Not content to rest on its laurels, though, the States of Guernsey has announced recently the recommendations arising from the consultation carried out on proposed changes to the 2008 Law. Whilst its focus was on the corporate law aspects of the 2008 Law the consultation also encompassed the insolvency regime in Guernsey. The purpose of the consultation exercise was to determine what, if any, changes may be required now that the 2008 Law had been in place for some time. In terms of insolvency law (and pending specific and standalone revision of the insolvency regime in Guernsey) the consultation has recommended a number of amendments. The most significant proposed changes relating to insolvency are as follows:
(1) The introduction of express provision for the restoration of companies that have been dissolved on completion of a winding up.

The laws of other jurisdictions, particularly England and Wales, influence the development of Guernsey company law and make express provision for this. It is felt that an express provision would remove any uncertainty about the extent of the Court’s power to order restoration in circumstances where it is just and appropriate – for example to permit the disposal of an asset of a company that has come to light after completion of the winding up.

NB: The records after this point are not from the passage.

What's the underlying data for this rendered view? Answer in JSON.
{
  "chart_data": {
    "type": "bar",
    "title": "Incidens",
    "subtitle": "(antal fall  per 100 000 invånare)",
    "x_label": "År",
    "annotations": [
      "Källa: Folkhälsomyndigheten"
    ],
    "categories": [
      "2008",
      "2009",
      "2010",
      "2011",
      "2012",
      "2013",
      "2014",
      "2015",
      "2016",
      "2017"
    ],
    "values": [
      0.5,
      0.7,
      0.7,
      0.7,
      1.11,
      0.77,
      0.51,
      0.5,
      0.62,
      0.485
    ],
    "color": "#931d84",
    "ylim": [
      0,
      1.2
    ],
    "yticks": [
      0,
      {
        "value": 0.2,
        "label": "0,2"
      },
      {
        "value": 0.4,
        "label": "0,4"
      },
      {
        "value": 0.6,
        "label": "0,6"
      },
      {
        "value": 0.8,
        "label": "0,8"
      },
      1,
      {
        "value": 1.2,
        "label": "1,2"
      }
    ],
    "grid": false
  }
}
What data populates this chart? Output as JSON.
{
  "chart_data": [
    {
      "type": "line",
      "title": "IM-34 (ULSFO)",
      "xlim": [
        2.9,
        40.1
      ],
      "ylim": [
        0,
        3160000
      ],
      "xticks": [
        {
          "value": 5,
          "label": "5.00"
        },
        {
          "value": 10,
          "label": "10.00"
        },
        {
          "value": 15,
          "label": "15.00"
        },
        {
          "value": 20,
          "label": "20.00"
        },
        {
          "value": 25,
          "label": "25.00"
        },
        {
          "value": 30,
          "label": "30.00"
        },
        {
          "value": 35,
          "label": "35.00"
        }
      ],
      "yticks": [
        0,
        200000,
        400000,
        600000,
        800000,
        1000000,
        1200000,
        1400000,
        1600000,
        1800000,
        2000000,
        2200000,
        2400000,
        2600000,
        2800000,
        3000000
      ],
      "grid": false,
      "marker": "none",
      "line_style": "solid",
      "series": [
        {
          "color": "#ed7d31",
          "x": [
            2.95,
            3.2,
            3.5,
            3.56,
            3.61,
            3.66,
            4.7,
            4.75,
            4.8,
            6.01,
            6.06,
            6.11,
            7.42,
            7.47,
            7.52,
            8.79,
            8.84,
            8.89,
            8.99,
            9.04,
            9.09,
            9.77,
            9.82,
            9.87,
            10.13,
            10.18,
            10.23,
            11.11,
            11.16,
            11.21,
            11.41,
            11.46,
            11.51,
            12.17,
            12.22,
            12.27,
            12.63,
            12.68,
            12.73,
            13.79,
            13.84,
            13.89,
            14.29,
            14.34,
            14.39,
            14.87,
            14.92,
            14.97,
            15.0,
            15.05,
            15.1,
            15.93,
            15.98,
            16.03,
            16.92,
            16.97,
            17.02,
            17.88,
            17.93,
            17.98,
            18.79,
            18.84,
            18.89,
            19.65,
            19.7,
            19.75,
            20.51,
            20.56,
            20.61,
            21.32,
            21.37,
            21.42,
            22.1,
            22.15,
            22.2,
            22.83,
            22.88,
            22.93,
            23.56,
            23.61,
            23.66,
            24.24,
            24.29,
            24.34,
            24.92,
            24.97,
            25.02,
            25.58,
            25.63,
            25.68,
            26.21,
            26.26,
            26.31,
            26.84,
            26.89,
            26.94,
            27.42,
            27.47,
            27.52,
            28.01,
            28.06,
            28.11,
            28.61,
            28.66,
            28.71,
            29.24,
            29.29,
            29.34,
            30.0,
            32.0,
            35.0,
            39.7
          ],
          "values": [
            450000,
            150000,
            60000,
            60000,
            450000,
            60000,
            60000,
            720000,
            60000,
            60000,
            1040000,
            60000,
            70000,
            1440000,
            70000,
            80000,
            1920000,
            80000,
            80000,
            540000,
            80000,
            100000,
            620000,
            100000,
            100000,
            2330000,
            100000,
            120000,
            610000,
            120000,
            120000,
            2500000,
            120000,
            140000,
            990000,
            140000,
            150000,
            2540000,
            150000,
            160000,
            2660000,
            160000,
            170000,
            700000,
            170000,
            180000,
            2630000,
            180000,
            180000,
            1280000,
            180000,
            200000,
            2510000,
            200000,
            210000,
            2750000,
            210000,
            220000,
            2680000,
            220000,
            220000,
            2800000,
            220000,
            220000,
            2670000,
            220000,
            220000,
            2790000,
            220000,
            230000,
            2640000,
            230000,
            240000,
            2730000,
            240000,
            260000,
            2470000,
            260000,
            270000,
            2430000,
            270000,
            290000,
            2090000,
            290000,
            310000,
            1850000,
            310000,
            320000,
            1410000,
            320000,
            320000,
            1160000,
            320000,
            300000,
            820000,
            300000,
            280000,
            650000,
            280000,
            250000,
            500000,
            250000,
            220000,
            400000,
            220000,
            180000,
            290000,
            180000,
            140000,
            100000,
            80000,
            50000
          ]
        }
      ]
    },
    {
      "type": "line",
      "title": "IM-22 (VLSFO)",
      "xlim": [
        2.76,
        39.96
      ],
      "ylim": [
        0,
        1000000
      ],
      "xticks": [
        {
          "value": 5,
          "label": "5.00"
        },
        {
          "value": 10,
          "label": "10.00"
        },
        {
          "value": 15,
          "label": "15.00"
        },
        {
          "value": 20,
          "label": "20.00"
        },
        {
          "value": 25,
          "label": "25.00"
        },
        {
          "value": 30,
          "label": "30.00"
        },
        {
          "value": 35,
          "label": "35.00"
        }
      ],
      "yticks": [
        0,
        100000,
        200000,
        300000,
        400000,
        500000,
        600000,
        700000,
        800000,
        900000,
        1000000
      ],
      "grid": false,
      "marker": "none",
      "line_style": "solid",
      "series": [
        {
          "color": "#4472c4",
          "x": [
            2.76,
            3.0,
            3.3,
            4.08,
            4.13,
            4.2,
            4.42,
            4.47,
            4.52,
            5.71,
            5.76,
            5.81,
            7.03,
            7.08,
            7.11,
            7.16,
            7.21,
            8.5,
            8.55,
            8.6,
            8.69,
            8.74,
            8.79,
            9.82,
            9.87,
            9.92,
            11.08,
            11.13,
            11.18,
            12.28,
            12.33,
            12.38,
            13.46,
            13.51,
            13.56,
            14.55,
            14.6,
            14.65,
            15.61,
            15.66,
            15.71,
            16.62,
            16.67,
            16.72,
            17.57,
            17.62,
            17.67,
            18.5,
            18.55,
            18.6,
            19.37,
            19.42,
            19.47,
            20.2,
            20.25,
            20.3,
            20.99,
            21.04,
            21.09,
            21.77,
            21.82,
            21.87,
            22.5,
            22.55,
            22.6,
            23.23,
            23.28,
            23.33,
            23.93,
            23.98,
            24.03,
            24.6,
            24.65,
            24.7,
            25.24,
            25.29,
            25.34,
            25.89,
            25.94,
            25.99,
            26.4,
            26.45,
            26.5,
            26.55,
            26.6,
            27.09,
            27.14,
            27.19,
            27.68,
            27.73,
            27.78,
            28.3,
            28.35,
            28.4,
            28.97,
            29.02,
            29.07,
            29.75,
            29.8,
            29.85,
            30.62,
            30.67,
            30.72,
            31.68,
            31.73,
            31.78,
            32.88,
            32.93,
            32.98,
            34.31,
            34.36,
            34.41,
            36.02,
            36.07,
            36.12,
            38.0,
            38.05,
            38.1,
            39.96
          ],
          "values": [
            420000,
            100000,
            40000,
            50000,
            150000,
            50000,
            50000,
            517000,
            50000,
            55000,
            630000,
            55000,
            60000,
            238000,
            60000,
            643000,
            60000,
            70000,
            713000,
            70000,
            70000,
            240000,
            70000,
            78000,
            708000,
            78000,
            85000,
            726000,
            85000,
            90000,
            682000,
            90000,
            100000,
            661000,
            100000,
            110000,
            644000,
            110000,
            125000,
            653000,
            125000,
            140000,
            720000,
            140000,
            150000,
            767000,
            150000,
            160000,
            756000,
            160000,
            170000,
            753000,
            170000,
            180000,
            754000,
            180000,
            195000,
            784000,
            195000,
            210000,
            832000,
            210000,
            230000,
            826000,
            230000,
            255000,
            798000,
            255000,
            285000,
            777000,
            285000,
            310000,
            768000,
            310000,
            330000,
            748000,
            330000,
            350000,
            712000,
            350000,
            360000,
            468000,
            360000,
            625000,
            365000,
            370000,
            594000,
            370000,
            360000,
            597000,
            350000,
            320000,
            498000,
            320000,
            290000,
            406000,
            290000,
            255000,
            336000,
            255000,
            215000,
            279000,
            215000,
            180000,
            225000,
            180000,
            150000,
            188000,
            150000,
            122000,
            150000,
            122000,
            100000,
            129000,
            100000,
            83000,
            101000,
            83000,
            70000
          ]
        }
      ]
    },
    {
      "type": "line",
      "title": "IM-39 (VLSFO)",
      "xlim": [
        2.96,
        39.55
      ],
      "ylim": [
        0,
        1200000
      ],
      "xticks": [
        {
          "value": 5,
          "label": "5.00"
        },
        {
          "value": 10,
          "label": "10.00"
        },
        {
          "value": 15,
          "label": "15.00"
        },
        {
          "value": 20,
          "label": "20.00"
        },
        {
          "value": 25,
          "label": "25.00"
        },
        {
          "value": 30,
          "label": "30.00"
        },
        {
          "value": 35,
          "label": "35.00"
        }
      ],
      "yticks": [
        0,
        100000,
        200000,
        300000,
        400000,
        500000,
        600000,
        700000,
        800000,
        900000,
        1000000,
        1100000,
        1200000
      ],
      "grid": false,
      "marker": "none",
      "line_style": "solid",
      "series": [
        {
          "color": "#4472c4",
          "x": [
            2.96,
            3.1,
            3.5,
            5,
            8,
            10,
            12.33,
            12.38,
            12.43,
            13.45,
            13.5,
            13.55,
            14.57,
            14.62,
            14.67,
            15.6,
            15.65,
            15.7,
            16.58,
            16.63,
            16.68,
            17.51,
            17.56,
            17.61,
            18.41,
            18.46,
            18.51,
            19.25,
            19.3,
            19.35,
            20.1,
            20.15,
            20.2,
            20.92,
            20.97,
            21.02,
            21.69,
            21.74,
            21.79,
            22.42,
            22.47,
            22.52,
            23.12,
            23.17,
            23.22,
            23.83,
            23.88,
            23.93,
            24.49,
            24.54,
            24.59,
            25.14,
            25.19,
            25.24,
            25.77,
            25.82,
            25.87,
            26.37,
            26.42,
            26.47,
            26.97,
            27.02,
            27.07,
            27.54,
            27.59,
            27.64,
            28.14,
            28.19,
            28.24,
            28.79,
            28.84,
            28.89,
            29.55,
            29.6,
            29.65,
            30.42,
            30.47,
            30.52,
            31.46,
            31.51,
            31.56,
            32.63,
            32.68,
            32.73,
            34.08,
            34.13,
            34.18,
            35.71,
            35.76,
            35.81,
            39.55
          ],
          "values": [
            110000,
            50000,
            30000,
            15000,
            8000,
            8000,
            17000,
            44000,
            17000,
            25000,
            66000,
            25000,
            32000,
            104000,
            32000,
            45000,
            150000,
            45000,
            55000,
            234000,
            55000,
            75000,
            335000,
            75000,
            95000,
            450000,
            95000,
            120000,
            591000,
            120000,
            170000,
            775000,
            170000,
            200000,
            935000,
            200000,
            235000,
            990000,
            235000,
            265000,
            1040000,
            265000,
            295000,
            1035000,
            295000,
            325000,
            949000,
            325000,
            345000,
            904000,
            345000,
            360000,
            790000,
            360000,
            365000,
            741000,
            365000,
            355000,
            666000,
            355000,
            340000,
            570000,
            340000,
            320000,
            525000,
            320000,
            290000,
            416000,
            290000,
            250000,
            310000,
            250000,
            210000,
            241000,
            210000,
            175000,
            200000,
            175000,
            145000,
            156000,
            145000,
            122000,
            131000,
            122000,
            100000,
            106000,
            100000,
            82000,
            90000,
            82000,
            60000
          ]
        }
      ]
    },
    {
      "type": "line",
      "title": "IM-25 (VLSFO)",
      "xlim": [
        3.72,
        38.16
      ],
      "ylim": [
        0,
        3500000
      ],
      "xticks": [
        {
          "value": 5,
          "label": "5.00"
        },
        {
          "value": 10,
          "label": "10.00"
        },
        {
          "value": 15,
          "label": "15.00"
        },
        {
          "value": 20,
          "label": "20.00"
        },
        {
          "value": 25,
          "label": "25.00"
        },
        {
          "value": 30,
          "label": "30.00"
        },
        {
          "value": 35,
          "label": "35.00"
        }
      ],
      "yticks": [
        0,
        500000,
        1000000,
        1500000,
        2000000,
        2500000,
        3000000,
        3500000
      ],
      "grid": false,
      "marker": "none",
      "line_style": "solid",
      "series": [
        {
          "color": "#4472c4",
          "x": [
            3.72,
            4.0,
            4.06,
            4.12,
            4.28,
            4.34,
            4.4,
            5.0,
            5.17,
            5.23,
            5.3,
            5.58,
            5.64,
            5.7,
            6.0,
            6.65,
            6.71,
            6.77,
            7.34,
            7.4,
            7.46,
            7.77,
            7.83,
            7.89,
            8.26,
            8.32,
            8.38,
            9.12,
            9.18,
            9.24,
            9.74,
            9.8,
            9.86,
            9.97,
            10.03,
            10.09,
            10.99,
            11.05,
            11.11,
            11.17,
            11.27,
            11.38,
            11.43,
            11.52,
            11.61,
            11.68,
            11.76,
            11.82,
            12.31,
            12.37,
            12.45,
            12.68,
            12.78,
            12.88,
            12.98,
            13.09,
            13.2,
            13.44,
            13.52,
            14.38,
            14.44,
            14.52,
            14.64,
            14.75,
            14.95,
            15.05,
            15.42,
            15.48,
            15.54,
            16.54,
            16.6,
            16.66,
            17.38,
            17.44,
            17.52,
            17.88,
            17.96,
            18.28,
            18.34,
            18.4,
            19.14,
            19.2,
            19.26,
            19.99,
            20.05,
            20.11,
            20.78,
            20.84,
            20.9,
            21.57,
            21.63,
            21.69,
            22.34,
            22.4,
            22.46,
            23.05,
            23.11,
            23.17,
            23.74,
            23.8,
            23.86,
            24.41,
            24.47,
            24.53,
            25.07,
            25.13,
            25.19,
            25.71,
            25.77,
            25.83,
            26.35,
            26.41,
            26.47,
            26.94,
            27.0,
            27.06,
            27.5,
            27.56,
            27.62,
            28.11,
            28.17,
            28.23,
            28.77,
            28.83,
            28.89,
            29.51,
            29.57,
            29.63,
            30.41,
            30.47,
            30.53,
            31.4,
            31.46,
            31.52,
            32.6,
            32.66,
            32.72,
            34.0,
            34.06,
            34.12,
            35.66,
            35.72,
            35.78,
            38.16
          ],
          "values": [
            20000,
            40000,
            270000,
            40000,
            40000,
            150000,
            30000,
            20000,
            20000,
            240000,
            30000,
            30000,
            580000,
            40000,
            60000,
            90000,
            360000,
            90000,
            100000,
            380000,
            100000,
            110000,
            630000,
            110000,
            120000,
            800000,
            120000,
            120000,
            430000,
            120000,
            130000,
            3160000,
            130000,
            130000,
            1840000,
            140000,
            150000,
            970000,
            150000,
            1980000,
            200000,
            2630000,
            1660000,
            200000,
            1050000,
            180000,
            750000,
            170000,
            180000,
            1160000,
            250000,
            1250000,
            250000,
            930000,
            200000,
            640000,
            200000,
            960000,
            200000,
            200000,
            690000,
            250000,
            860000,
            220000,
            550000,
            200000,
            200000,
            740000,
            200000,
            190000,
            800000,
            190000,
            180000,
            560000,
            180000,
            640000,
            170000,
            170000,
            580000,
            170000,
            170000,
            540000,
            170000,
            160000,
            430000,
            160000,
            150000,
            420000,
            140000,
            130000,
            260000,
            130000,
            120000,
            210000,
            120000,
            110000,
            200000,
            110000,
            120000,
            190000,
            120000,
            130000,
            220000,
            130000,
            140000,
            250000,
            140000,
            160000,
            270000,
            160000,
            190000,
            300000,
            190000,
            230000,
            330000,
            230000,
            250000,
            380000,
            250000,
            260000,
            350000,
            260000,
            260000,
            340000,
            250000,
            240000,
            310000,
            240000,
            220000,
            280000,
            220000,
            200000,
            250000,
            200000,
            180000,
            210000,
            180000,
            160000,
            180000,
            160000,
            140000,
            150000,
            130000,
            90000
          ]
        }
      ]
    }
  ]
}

(2) To provide that the Guernsey Financial Services Commission must be given not less than seven days notice of any winding up application.

At the moment notice is only required under limited circumstances set out in section 409 of the 2008 Law:
– Where the company concerned is a ‘supervised company’;
– Where it is engaged in a financial services business; and
– Where it is in the class or description of companies prescribed by the GFSC.

The proposed amendment is considered necessary in order to ensure that an application for winding up does not impact upon any regulatory action being taken or contemplated by the GFSC. Whilst it is most unlikely that in the usual run of an application the GFSC would wish to make representations, this amendment will ensure that the GFSC can intervene where appropriate in order to safeguard the interests of, say, investors and uphold the reputation of Guernsey as a well regulated jurisdiction.